You're a happy puppy! LOL


----------



## kiefer (Feb 5, 2011)

Very nice and useful gift ,just perfect .
I want a set too and likely order one .
When you make a good box for them post it please, but it better be square !!! LOL


----------



## tierraverde (Dec 1, 2009)

Good grief, in the U.S. we couldn't make the box alone for that price!
Great find.


----------



## kizerpea (Dec 2, 2011)

Those are really good ….careful they will rust easy…mine did ..


----------



## plantek (Sep 26, 2010)

Can't beat a good set of squares…


----------



## lew (Feb 13, 2008)

Thanks for the review, Ken.

I really do need to get some good squares and replace those plastic draftsman triangles.


----------



## LeeJ (Jul 4, 2007)

Now that's a nice set.

Lee


----------



## Dusty56 (Apr 20, 2008)

By any chance , are they made by GROZ ?


----------



## felkadelic (Jun 12, 2011)

Yeah, these look just like my Groz set


----------



## gfadvm (Jan 13, 2011)

They must be popular as they are now backordered


----------



## Ken90712 (Sep 2, 2009)

They do look like Groz, but I'm not sure as it doesnt say that anywhere. Could be the same factory, who knows this day in age. I do feel there worth the money and very accurate though. Thx for the replys.


----------



## Dark_Lightning (Nov 20, 2009)

Covered/coated with oil, which may ruin a future finish? If they are precise enough, keep 'em, just remove the oil and lacquer/wax them or something. Good score!


----------



## Kentuk55 (Sep 21, 2010)

It's nice to have a set of different sized squares for different sized jobs/projects.
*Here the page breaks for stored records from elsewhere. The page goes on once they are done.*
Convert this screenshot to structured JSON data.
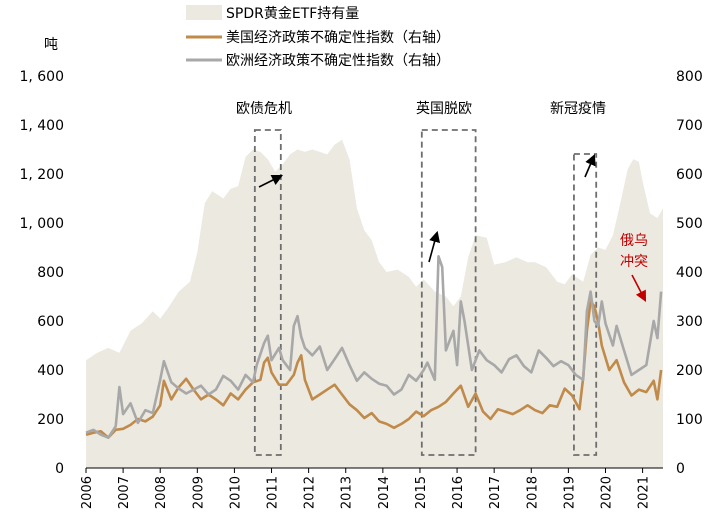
{
  "chart_data": {
    "type": "area+line",
    "left_unit": "吨",
    "left_ylim": [
      0,
      1600
    ],
    "left_ticks": [
      "0",
      "200",
      "400",
      "600",
      "800",
      "1, 000",
      "1, 200",
      "1, 400",
      "1, 600"
    ],
    "right_ylim": [
      0,
      800
    ],
    "right_ticks": [
      "0",
      "100",
      "200",
      "300",
      "400",
      "500",
      "600",
      "700",
      "800"
    ],
    "xlim": [
      2006.0,
      2021.55
    ],
    "x_ticks": [
      "2006",
      "2007",
      "2008",
      "2009",
      "2010",
      "2011",
      "2012",
      "2013",
      "2014",
      "2015",
      "2016",
      "2017",
      "2018",
      "2019",
      "2020",
      "2021"
    ],
    "legend": [
      {
        "name": "SPDR黄金ETF持有量",
        "color": "#ece9e0",
        "kind": "area"
      },
      {
        "name": "美国经济政策不确定性指数（右轴）",
        "color": "#c08a4a",
        "kind": "line"
      },
      {
        "name": "欧洲经济政策不确定性指数（右轴）",
        "color": "#a8a8a8",
        "kind": "line"
      }
    ],
    "series": [
      {
        "name": "SPDR黄金ETF持有量",
        "axis": "left",
        "points": [
          [
            2006.0,
            440
          ],
          [
            2006.3,
            470
          ],
          [
            2006.6,
            490
          ],
          [
            2006.9,
            470
          ],
          [
            2007.2,
            560
          ],
          [
            2007.5,
            590
          ],
          [
            2007.8,
            640
          ],
          [
            2008.0,
            610
          ],
          [
            2008.2,
            650
          ],
          [
            2008.5,
            720
          ],
          [
            2008.8,
            760
          ],
          [
            2009.0,
            880
          ],
          [
            2009.2,
            1080
          ],
          [
            2009.4,
            1130
          ],
          [
            2009.7,
            1100
          ],
          [
            2009.9,
            1140
          ],
          [
            2010.1,
            1150
          ],
          [
            2010.3,
            1270
          ],
          [
            2010.5,
            1300
          ],
          [
            2010.7,
            1290
          ],
          [
            2010.9,
            1260
          ],
          [
            2011.1,
            1210
          ],
          [
            2011.3,
            1240
          ],
          [
            2011.5,
            1280
          ],
          [
            2011.7,
            1300
          ],
          [
            2011.9,
            1290
          ],
          [
            2012.1,
            1300
          ],
          [
            2012.3,
            1290
          ],
          [
            2012.5,
            1280
          ],
          [
            2012.7,
            1320
          ],
          [
            2012.9,
            1340
          ],
          [
            2013.1,
            1260
          ],
          [
            2013.3,
            1060
          ],
          [
            2013.5,
            970
          ],
          [
            2013.7,
            930
          ],
          [
            2013.9,
            840
          ],
          [
            2014.1,
            800
          ],
          [
            2014.4,
            810
          ],
          [
            2014.7,
            780
          ],
          [
            2014.9,
            740
          ],
          [
            2015.1,
            770
          ],
          [
            2015.4,
            720
          ],
          [
            2015.7,
            700
          ],
          [
            2015.9,
            660
          ],
          [
            2016.1,
            700
          ],
          [
            2016.3,
            860
          ],
          [
            2016.5,
            950
          ],
          [
            2016.8,
            940
          ],
          [
            2017.0,
            830
          ],
          [
            2017.3,
            840
          ],
          [
            2017.6,
            860
          ],
          [
            2017.9,
            840
          ],
          [
            2018.1,
            840
          ],
          [
            2018.4,
            820
          ],
          [
            2018.7,
            760
          ],
          [
            2018.9,
            750
          ],
          [
            2019.1,
            790
          ],
          [
            2019.4,
            760
          ],
          [
            2019.6,
            870
          ],
          [
            2019.8,
            900
          ],
          [
            2020.0,
            890
          ],
          [
            2020.2,
            950
          ],
          [
            2020.4,
            1080
          ],
          [
            2020.6,
            1220
          ],
          [
            2020.75,
            1260
          ],
          [
            2020.9,
            1250
          ],
          [
            2021.0,
            1170
          ],
          [
            2021.2,
            1040
          ],
          [
            2021.4,
            1020
          ],
          [
            2021.55,
            1060
          ]
        ]
      },
      {
        "name": "美国经济政策不确定性指数",
        "axis": "right",
        "points": [
          [
            2006.0,
            68
          ],
          [
            2006.2,
            72
          ],
          [
            2006.4,
            75
          ],
          [
            2006.6,
            62
          ],
          [
            2006.8,
            78
          ],
          [
            2007.0,
            80
          ],
          [
            2007.2,
            88
          ],
          [
            2007.4,
            100
          ],
          [
            2007.6,
            95
          ],
          [
            2007.8,
            105
          ],
          [
            2008.0,
            128
          ],
          [
            2008.1,
            178
          ],
          [
            2008.3,
            140
          ],
          [
            2008.5,
            165
          ],
          [
            2008.7,
            182
          ],
          [
            2008.9,
            160
          ],
          [
            2009.1,
            140
          ],
          [
            2009.3,
            150
          ],
          [
            2009.5,
            140
          ],
          [
            2009.7,
            128
          ],
          [
            2009.9,
            152
          ],
          [
            2010.1,
            140
          ],
          [
            2010.3,
            160
          ],
          [
            2010.5,
            175
          ],
          [
            2010.7,
            180
          ],
          [
            2010.8,
            215
          ],
          [
            2010.9,
            225
          ],
          [
            2011.0,
            195
          ],
          [
            2011.2,
            170
          ],
          [
            2011.4,
            170
          ],
          [
            2011.6,
            190
          ],
          [
            2011.7,
            215
          ],
          [
            2011.8,
            230
          ],
          [
            2011.9,
            180
          ],
          [
            2012.1,
            140
          ],
          [
            2012.3,
            150
          ],
          [
            2012.5,
            160
          ],
          [
            2012.7,
            170
          ],
          [
            2012.9,
            150
          ],
          [
            2013.1,
            130
          ],
          [
            2013.3,
            118
          ],
          [
            2013.5,
            102
          ],
          [
            2013.7,
            112
          ],
          [
            2013.9,
            95
          ],
          [
            2014.1,
            90
          ],
          [
            2014.3,
            82
          ],
          [
            2014.5,
            90
          ],
          [
            2014.7,
            100
          ],
          [
            2014.9,
            115
          ],
          [
            2015.1,
            106
          ],
          [
            2015.3,
            118
          ],
          [
            2015.5,
            125
          ],
          [
            2015.7,
            135
          ],
          [
            2015.9,
            152
          ],
          [
            2016.1,
            168
          ],
          [
            2016.3,
            125
          ],
          [
            2016.5,
            152
          ],
          [
            2016.7,
            115
          ],
          [
            2016.9,
            100
          ],
          [
            2017.1,
            120
          ],
          [
            2017.3,
            115
          ],
          [
            2017.5,
            110
          ],
          [
            2017.7,
            118
          ],
          [
            2017.9,
            128
          ],
          [
            2018.1,
            118
          ],
          [
            2018.3,
            112
          ],
          [
            2018.5,
            128
          ],
          [
            2018.7,
            125
          ],
          [
            2018.9,
            162
          ],
          [
            2019.1,
            148
          ],
          [
            2019.3,
            120
          ],
          [
            2019.4,
            185
          ],
          [
            2019.5,
            280
          ],
          [
            2019.6,
            340
          ],
          [
            2019.7,
            330
          ],
          [
            2019.8,
            298
          ],
          [
            2019.9,
            250
          ],
          [
            2020.1,
            200
          ],
          [
            2020.3,
            220
          ],
          [
            2020.5,
            175
          ],
          [
            2020.7,
            148
          ],
          [
            2020.9,
            160
          ],
          [
            2021.1,
            155
          ],
          [
            2021.3,
            178
          ],
          [
            2021.4,
            140
          ],
          [
            2021.5,
            200
          ]
        ]
      },
      {
        "name": "欧洲经济政策不确定性指数",
        "axis": "right",
        "points": [
          [
            2006.0,
            72
          ],
          [
            2006.2,
            78
          ],
          [
            2006.4,
            68
          ],
          [
            2006.6,
            62
          ],
          [
            2006.8,
            85
          ],
          [
            2006.9,
            165
          ],
          [
            2007.0,
            110
          ],
          [
            2007.2,
            132
          ],
          [
            2007.4,
            92
          ],
          [
            2007.6,
            118
          ],
          [
            2007.8,
            112
          ],
          [
            2008.0,
            180
          ],
          [
            2008.1,
            218
          ],
          [
            2008.3,
            175
          ],
          [
            2008.5,
            162
          ],
          [
            2008.7,
            152
          ],
          [
            2008.9,
            160
          ],
          [
            2009.1,
            168
          ],
          [
            2009.3,
            150
          ],
          [
            2009.5,
            160
          ],
          [
            2009.7,
            188
          ],
          [
            2009.9,
            178
          ],
          [
            2010.1,
            160
          ],
          [
            2010.3,
            190
          ],
          [
            2010.5,
            175
          ],
          [
            2010.6,
            210
          ],
          [
            2010.8,
            255
          ],
          [
            2010.9,
            270
          ],
          [
            2011.0,
            220
          ],
          [
            2011.2,
            245
          ],
          [
            2011.3,
            220
          ],
          [
            2011.5,
            200
          ],
          [
            2011.6,
            290
          ],
          [
            2011.7,
            310
          ],
          [
            2011.8,
            268
          ],
          [
            2011.9,
            245
          ],
          [
            2012.1,
            230
          ],
          [
            2012.3,
            248
          ],
          [
            2012.5,
            200
          ],
          [
            2012.7,
            222
          ],
          [
            2012.9,
            245
          ],
          [
            2013.1,
            210
          ],
          [
            2013.3,
            178
          ],
          [
            2013.5,
            195
          ],
          [
            2013.7,
            182
          ],
          [
            2013.9,
            172
          ],
          [
            2014.1,
            168
          ],
          [
            2014.3,
            150
          ],
          [
            2014.5,
            160
          ],
          [
            2014.7,
            190
          ],
          [
            2014.9,
            178
          ],
          [
            2015.1,
            200
          ],
          [
            2015.2,
            215
          ],
          [
            2015.4,
            180
          ],
          [
            2015.5,
            432
          ],
          [
            2015.6,
            410
          ],
          [
            2015.7,
            240
          ],
          [
            2015.9,
            280
          ],
          [
            2016.0,
            210
          ],
          [
            2016.1,
            340
          ],
          [
            2016.2,
            300
          ],
          [
            2016.4,
            200
          ],
          [
            2016.6,
            240
          ],
          [
            2016.8,
            220
          ],
          [
            2017.0,
            210
          ],
          [
            2017.2,
            195
          ],
          [
            2017.4,
            222
          ],
          [
            2017.6,
            230
          ],
          [
            2017.8,
            208
          ],
          [
            2018.0,
            195
          ],
          [
            2018.2,
            240
          ],
          [
            2018.4,
            225
          ],
          [
            2018.6,
            208
          ],
          [
            2018.8,
            218
          ],
          [
            2019.0,
            210
          ],
          [
            2019.2,
            190
          ],
          [
            2019.4,
            180
          ],
          [
            2019.5,
            320
          ],
          [
            2019.6,
            360
          ],
          [
            2019.7,
            300
          ],
          [
            2019.8,
            290
          ],
          [
            2019.9,
            340
          ],
          [
            2020.0,
            295
          ],
          [
            2020.2,
            250
          ],
          [
            2020.3,
            290
          ],
          [
            2020.5,
            240
          ],
          [
            2020.7,
            190
          ],
          [
            2020.9,
            200
          ],
          [
            2021.1,
            210
          ],
          [
            2021.3,
            300
          ],
          [
            2021.4,
            265
          ],
          [
            2021.5,
            360
          ]
        ]
      }
    ],
    "annotations": [
      {
        "label": "欧债危机",
        "x0": 2010.55,
        "x1": 2011.25
      },
      {
        "label": "英国脱欧",
        "x0": 2015.05,
        "x1": 2016.5
      },
      {
        "label": "新冠疫情",
        "x0": 2019.15,
        "x1": 2019.75
      }
    ],
    "callout": {
      "line1": "俄乌",
      "line2": "冲突"
    }
  }
}
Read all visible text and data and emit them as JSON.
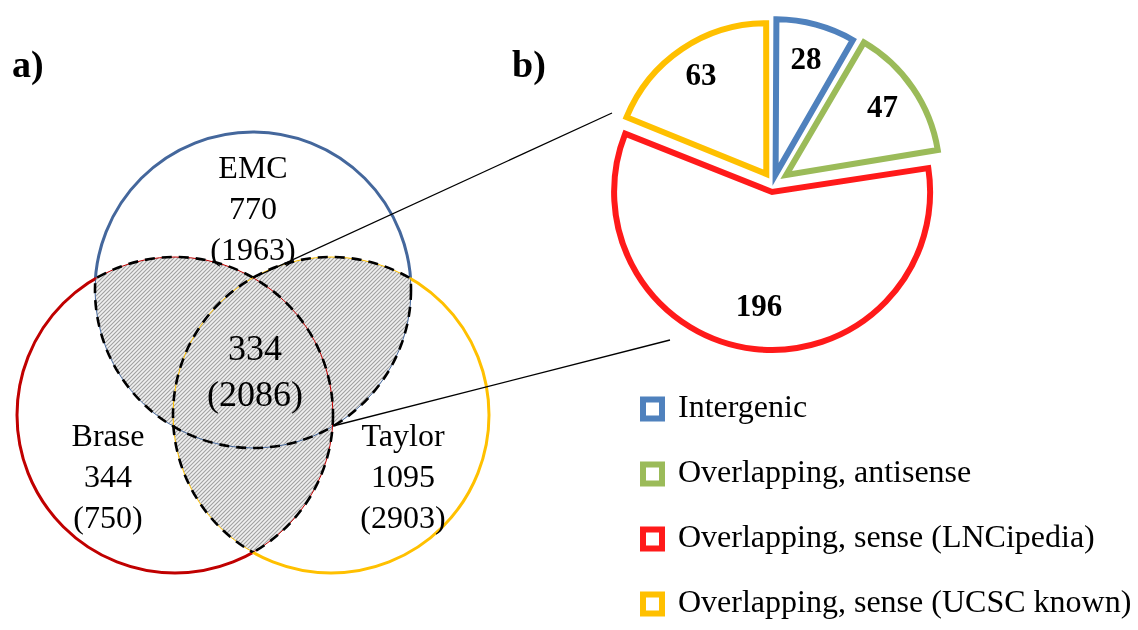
{
  "chart_data": [
    {
      "type": "other",
      "title": "a)",
      "categories": [
        "EMC",
        "Brase",
        "Taylor"
      ],
      "colors": [
        "#44679c",
        "#c00000",
        "#ffc000"
      ],
      "data_labels": true,
      "series": [
        {
          "values": [
            770,
            344,
            1095
          ]
        },
        {
          "values": [
            1963,
            750,
            2903
          ],
          "value_labels": [
            "(1963)",
            "(750)",
            "(2903)"
          ]
        }
      ],
      "annotations": [
        "334",
        "(2086)"
      ]
    },
    {
      "type": "pie",
      "title": "b)",
      "categories": [
        "Intergenic",
        "Overlapping, antisense",
        "Overlapping, sense (LNCipedia)",
        "Overlapping, sense (UCSC known)"
      ],
      "values": [
        28,
        47,
        196,
        63
      ],
      "colors": [
        "#4f81bd",
        "#9bbb59",
        "#ff1a1a",
        "#ffc000"
      ],
      "data_labels": true,
      "legend": "bottom"
    }
  ]
}
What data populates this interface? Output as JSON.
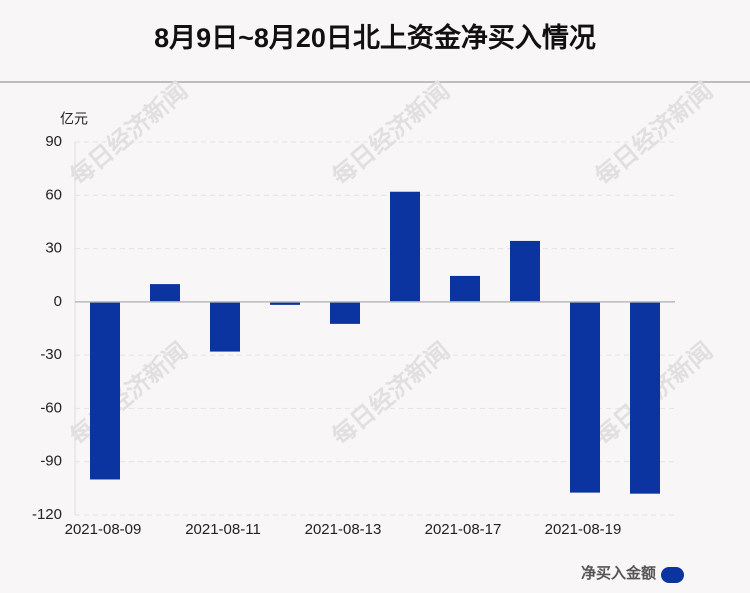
{
  "chart_data": {
    "type": "bar",
    "title": "8月9日~8月20日北上资金净买入情况",
    "y_axis_label": "亿元",
    "watermark": "每日经济新闻",
    "categories": [
      "2021-08-09",
      null,
      "2021-08-11",
      null,
      "2021-08-13",
      null,
      "2021-08-17",
      null,
      "2021-08-19",
      null
    ],
    "series": [
      {
        "name": "净买入金额",
        "color": "#0c34a0",
        "values": [
          -100,
          10,
          -28,
          -1.7,
          -12.4,
          62,
          14.6,
          34.3,
          -107.4,
          -108
        ]
      }
    ],
    "ylim": [
      -120,
      90
    ],
    "yticks": [
      -120,
      -90,
      -60,
      -30,
      0,
      30,
      60,
      90
    ],
    "grid": true,
    "legend": "bottom-right"
  }
}
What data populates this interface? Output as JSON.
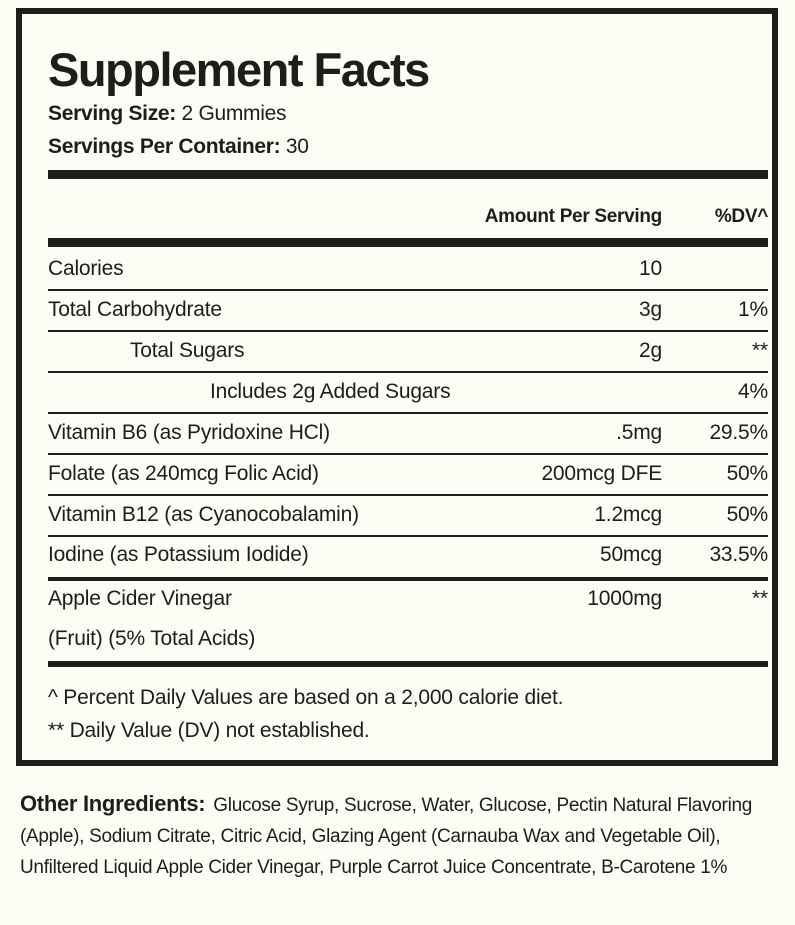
{
  "title": "Supplement Facts",
  "serving_size": {
    "label": "Serving Size:",
    "value": "2 Gummies"
  },
  "servings_per_container": {
    "label": "Servings Per Container:",
    "value": "30"
  },
  "header": {
    "amount": "Amount Per Serving",
    "dv": "%DV^"
  },
  "rows": [
    {
      "name": "Calories",
      "amount": "10",
      "dv": ""
    },
    {
      "name": "Total Carbohydrate",
      "amount": "3g",
      "dv": "1%"
    },
    {
      "name": "Total Sugars",
      "amount": "2g",
      "dv": "**"
    },
    {
      "name": "Includes 2g Added Sugars",
      "amount": "",
      "dv": "4%"
    },
    {
      "name": "Vitamin B6 (as Pyridoxine HCl)",
      "amount": ".5mg",
      "dv": "29.5%"
    },
    {
      "name": "Folate (as 240mcg Folic Acid)",
      "amount": "200mcg DFE",
      "dv": "50%"
    },
    {
      "name": "Vitamin B12 (as Cyanocobalamin)",
      "amount": "1.2mcg",
      "dv": "50%"
    },
    {
      "name": "Iodine (as Potassium Iodide)",
      "amount": "50mcg",
      "dv": "33.5%"
    },
    {
      "name": "Apple Cider Vinegar",
      "name2": "(Fruit) (5% Total Acids)",
      "amount": "1000mg",
      "dv": "**"
    }
  ],
  "footnotes": [
    "^ Percent Daily Values are based on a 2,000 calorie diet.",
    "** Daily Value (DV) not established."
  ],
  "other_ingredients": {
    "label": "Other Ingredients:",
    "text": "Glucose Syrup, Sucrose, Water, Glucose, Pectin Natural Flavoring (Apple), Sodium Citrate, Citric Acid, Glazing Agent (Carnauba Wax and Vegetable Oil), Unfiltered Liquid Apple Cider Vinegar, Purple Carrot Juice Concentrate, B-Carotene 1%"
  }
}
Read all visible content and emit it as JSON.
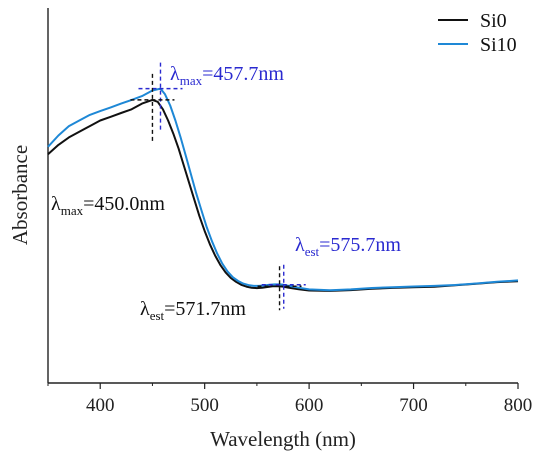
{
  "chart_data": {
    "type": "line",
    "xlabel": "Wavelength (nm)",
    "ylabel": "Absorbance",
    "xlim": [
      350,
      800
    ],
    "ylim": [
      0,
      1.0
    ],
    "x_ticks": [
      "400",
      "500",
      "600",
      "700",
      "800"
    ],
    "y_ticks_shown": false,
    "legend_position": "top-right",
    "series": [
      {
        "name": "Si0",
        "color": "#111111",
        "x": [
          350,
          360,
          370,
          380,
          390,
          400,
          410,
          420,
          430,
          440,
          450,
          455,
          460,
          465,
          470,
          475,
          480,
          485,
          490,
          495,
          500,
          505,
          510,
          515,
          520,
          525,
          530,
          535,
          540,
          545,
          550,
          555,
          560,
          565,
          570,
          575,
          580,
          590,
          600,
          620,
          640,
          660,
          680,
          700,
          720,
          740,
          760,
          780,
          800
        ],
        "y": [
          0.61,
          0.635,
          0.655,
          0.67,
          0.685,
          0.7,
          0.71,
          0.72,
          0.73,
          0.745,
          0.755,
          0.75,
          0.73,
          0.7,
          0.665,
          0.625,
          0.58,
          0.535,
          0.49,
          0.445,
          0.405,
          0.37,
          0.34,
          0.315,
          0.295,
          0.28,
          0.27,
          0.262,
          0.257,
          0.254,
          0.253,
          0.254,
          0.256,
          0.258,
          0.258,
          0.257,
          0.253,
          0.25,
          0.248,
          0.247,
          0.248,
          0.25,
          0.252,
          0.255,
          0.258,
          0.262,
          0.265,
          0.268,
          0.27
        ]
      },
      {
        "name": "Si10",
        "color": "#1e88d6",
        "x": [
          350,
          360,
          370,
          380,
          390,
          400,
          410,
          420,
          430,
          440,
          450,
          457.7,
          462,
          467,
          472,
          477,
          482,
          487,
          492,
          497,
          502,
          507,
          512,
          517,
          522,
          527,
          532,
          537,
          542,
          547,
          552,
          557,
          562,
          567,
          572,
          575.7,
          580,
          590,
          600,
          620,
          640,
          660,
          680,
          700,
          720,
          740,
          760,
          780,
          800
        ],
        "y": [
          0.63,
          0.66,
          0.685,
          0.7,
          0.715,
          0.725,
          0.735,
          0.745,
          0.755,
          0.765,
          0.78,
          0.785,
          0.77,
          0.74,
          0.7,
          0.655,
          0.605,
          0.555,
          0.505,
          0.46,
          0.415,
          0.378,
          0.345,
          0.318,
          0.297,
          0.282,
          0.272,
          0.265,
          0.261,
          0.259,
          0.259,
          0.26,
          0.262,
          0.263,
          0.263,
          0.262,
          0.258,
          0.254,
          0.251,
          0.249,
          0.25,
          0.252,
          0.254,
          0.257,
          0.26,
          0.263,
          0.266,
          0.269,
          0.272
        ]
      }
    ],
    "annotations": [
      {
        "id": "si10-max",
        "symbol": "λ",
        "sub": "max",
        "text": "=457.7nm",
        "x": 457.7,
        "y": 0.785,
        "color": "#2a2ad0"
      },
      {
        "id": "si0-max",
        "symbol": "λ",
        "sub": "max",
        "text": "=450.0nm",
        "x": 450.0,
        "y": 0.755,
        "color": "#111111"
      },
      {
        "id": "si10-est",
        "symbol": "λ",
        "sub": "est",
        "text": "=575.7nm",
        "x": 575.7,
        "y": 0.262,
        "color": "#2a2ad0"
      },
      {
        "id": "si0-est",
        "symbol": "λ",
        "sub": "est",
        "text": "=571.7nm",
        "x": 571.7,
        "y": 0.258,
        "color": "#111111"
      }
    ]
  }
}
Thnx for the review and link


----------



## elingeniero (Aug 16, 2012)

Don't drop them, or you'll need to have them checked and possibly recalibrated.

I bought a set of 4 made by PEC Tools (2, 3, 4 and 6 inches), with a guaranteed precision of 0.0006" over the length of the beam. Came with a certificate of inspection, even. I also have a set of their adjustable parallels that I set up router and drill press fences with (along with a set of calipers).

Pat Warner makes an aluminum try square set up so it will sit on the edge of a board without falling off, guaranteed accurate to within 0.0008" over the length of the beam, and will recalibrate them once for free.


----------



## mafe (Dec 10, 2009)

I like blondie!
Nice set.
Best thoughts,
Mads


----------